Fitch, for example, says it is possible that the majority of bond insurers won't continue to have triple-A ratings in the future.
"It's just an indeterminable amount of losses on these assets and the final number could be far more significant that we had been envisioning," Thomas Abruzzo, managing director at Fitch, says. Last month, Fitch and Standard & Poor's downgraded FGIC to double-A from triple-A. Fitch also downgraded Ambac to double-A.
A key hurdle for the banks and the bond insurers is determining how much the banks should get in exchange for tearing up their credit-default swaps, and whether owning stakes in companies that could get further downgraded is fair compensation, says one person familiar with the discussions.
Another option being bandied about by analysts and others is to form a new company, funded by the banks, which could take responsibility for meeting the obligations of some of the insurance policies -- mainly the credit-default contracts -- weighing on the bond insurers.

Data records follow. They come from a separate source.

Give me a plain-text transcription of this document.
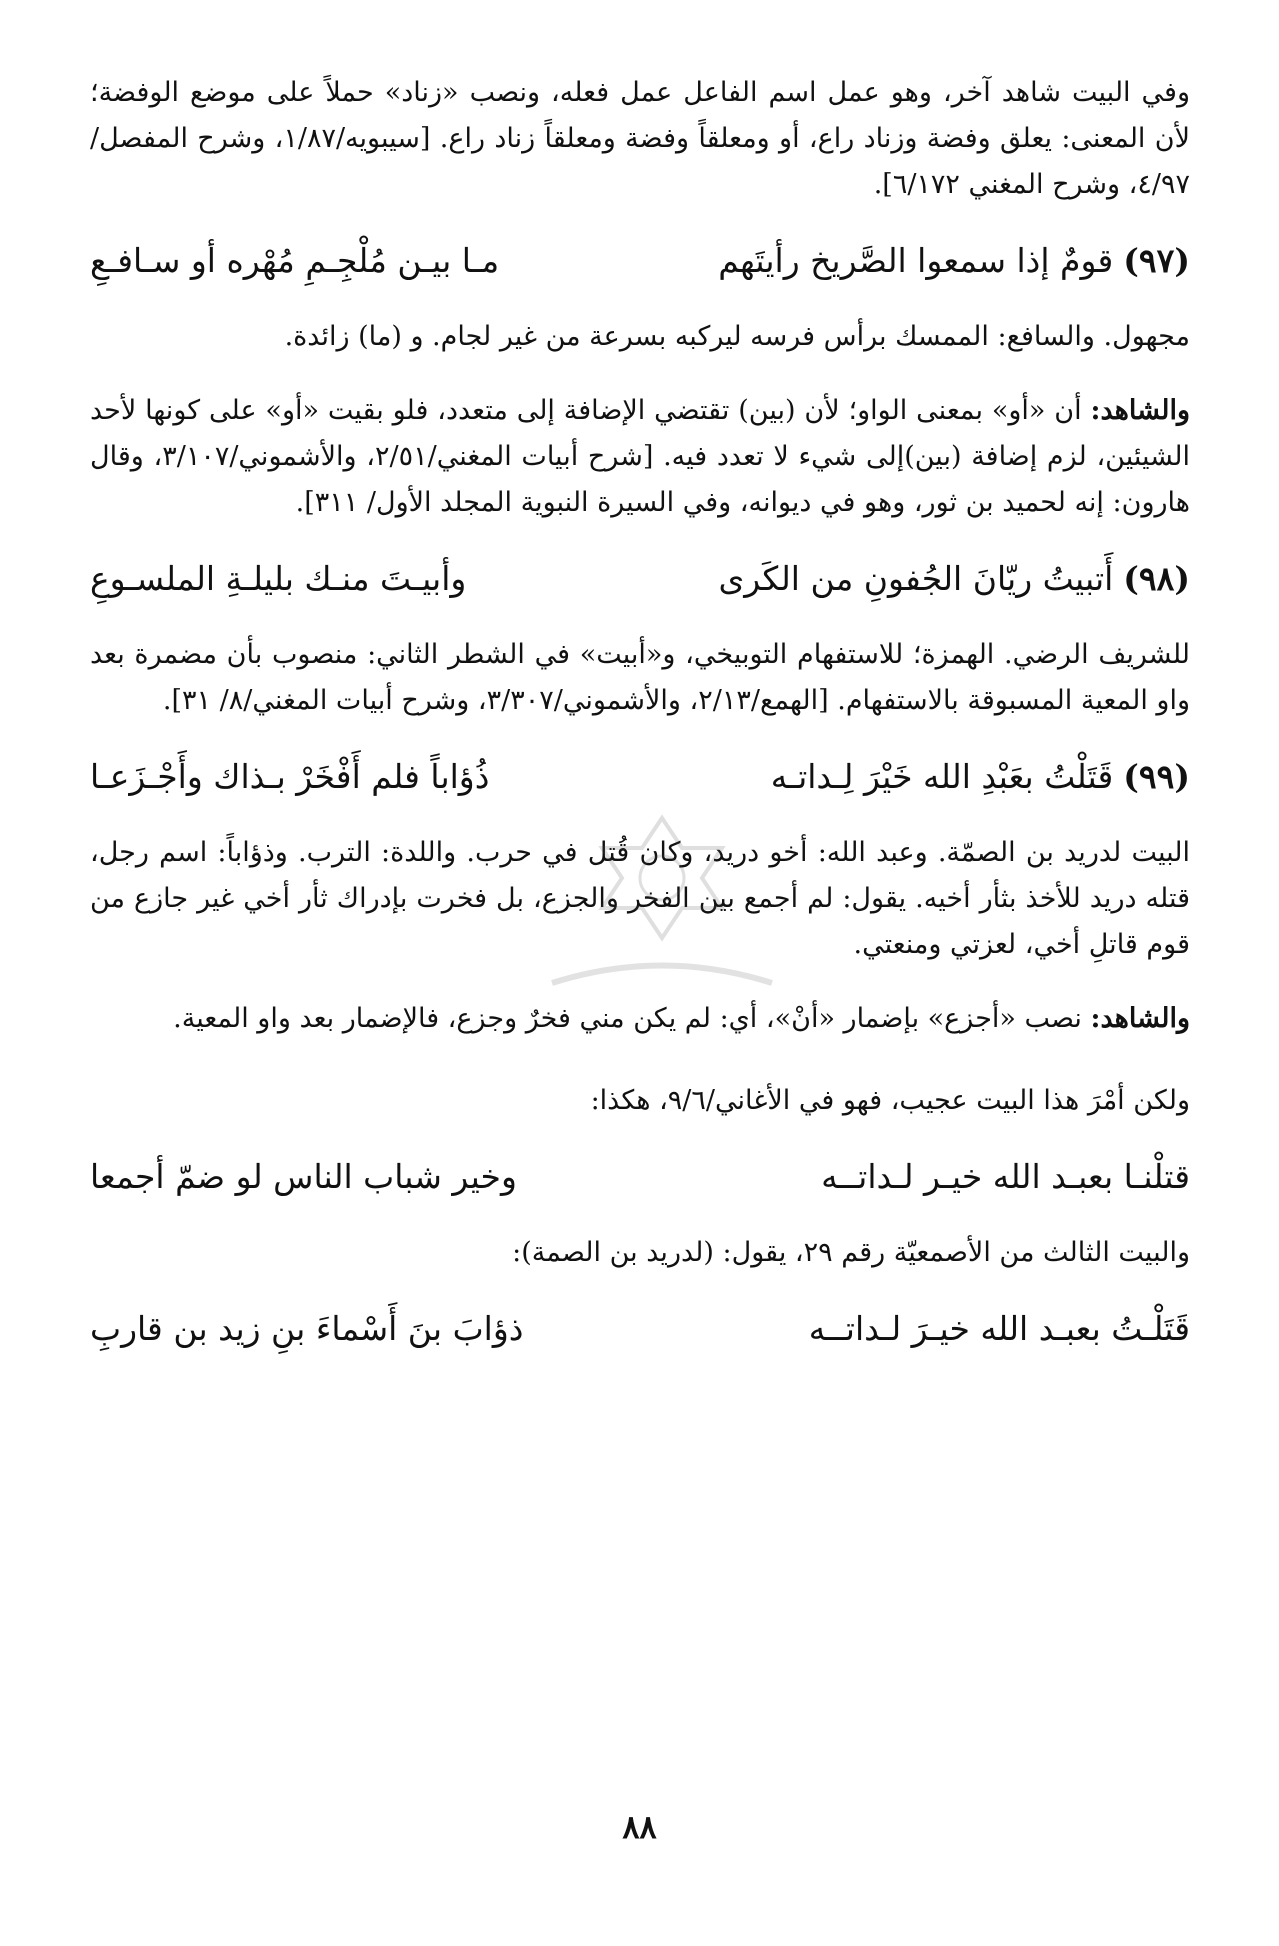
وفي البيت شاهد آخر، وهو عمل اسم الفاعل عمل فعله، ونصب «زناد» حملاً على موضع الوفضة؛ لأن المعنى: يعلق وفضة وزناد راع، أو ومعلقاً وفضة ومعلقاً زناد راع. [سيبويه/١/٨٧، وشرح المفصل/٤/٩٧، وشرح المغني ٦/١٧٢].

(٩٧)
قومٌ إذا سمعوا الصَّريخ رأيتَهم
مـا بيـن مُلْجِـمِ مُهْره أو سـافـعِ

مجهول. والسافع: الممسك برأس فرسه ليركبه بسرعة من غير لجام. و (ما) زائدة.

والشاهد: أن «أو» بمعنى الواو؛ لأن (بين) تقتضي الإضافة إلى متعدد، فلو بقيت «أو» على كونها لأحد الشيئين، لزم إضافة (بين)إلى شيء لا تعدد فيه. [شرح أبيات المغني/٢/٥١، والأشموني/٣/١٠٧، وقال هارون: إنه لحميد بن ثور، وهو في ديوانه، وفي السيرة النبوية المجلد الأول/ ٣١١].

(٩٨)
أَتبيتُ ريّانَ الجُفونِ من الكَرى
وأبيـتَ منـك بليلـةِ الملسـوعِ

للشريف الرضي. الهمزة؛ للاستفهام التوبيخي، و«أبيت» في الشطر الثاني: منصوب بأن مضمرة بعد واو المعية المسبوقة بالاستفهام. [الهمع/٢/١٣، والأشموني/٣/٣٠٧، وشرح أبيات المغني/٨/ ٣١].

(٩٩)
قَتَلْتُ بعَبْدِ الله خَيْرَ لِـداتـه
ذُؤاباً فلم أَفْخَرْ بـذاك وأَجْـزَعـا

البيت لدريد بن الصمّة. وعبد الله: أخو دريد، وكان قُتل في حرب. واللدة: الترب. وذؤاباً: اسم رجل، قتله دريد للأخذ بثأر أخيه. يقول: لم أجمع بين الفخر والجزع، بل فخرت بإدراك ثأر أخي غير جازع من قوم قاتلِ أخي، لعزتي ومنعتي.

والشاهد: نصب «أجزع» بإضمار «أنْ»، أي: لم يكن مني فخرٌ وجزع، فالإضمار بعد واو المعية.

ولكن أمْرَ هذا البيت عجيب، فهو في الأغاني/٩/٦، هكذا:

قتلْنـا بعبـد الله خيـر لـداتــه
وخير شباب الناس لو ضمّ أجمعا

والبيت الثالث من الأصمعيّة رقم ٢٩، يقول: (لدريد بن الصمة):

قَتَلْـتُ بعبـد الله خيـرَ لـداتــه
ذؤابَ بنَ أَسْماءَ بنِ زيد بن قاربِ
٨٨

This model would have the added benefit of enabling banks to unwind some of their credit-default swaps with the other beleaguered bond insurers, and guarantee their debt with the new, triple-A-rated bond insurer.
But there are potential downsides, too. Banks might be choosy about which risks they would be willing to let the new insurer take on, and that could mean bond insurers might be left with the high-risk business, Steve Stelmach, an analyst at Friedman, Billings, Ramsey & Co. noted in a recent research note.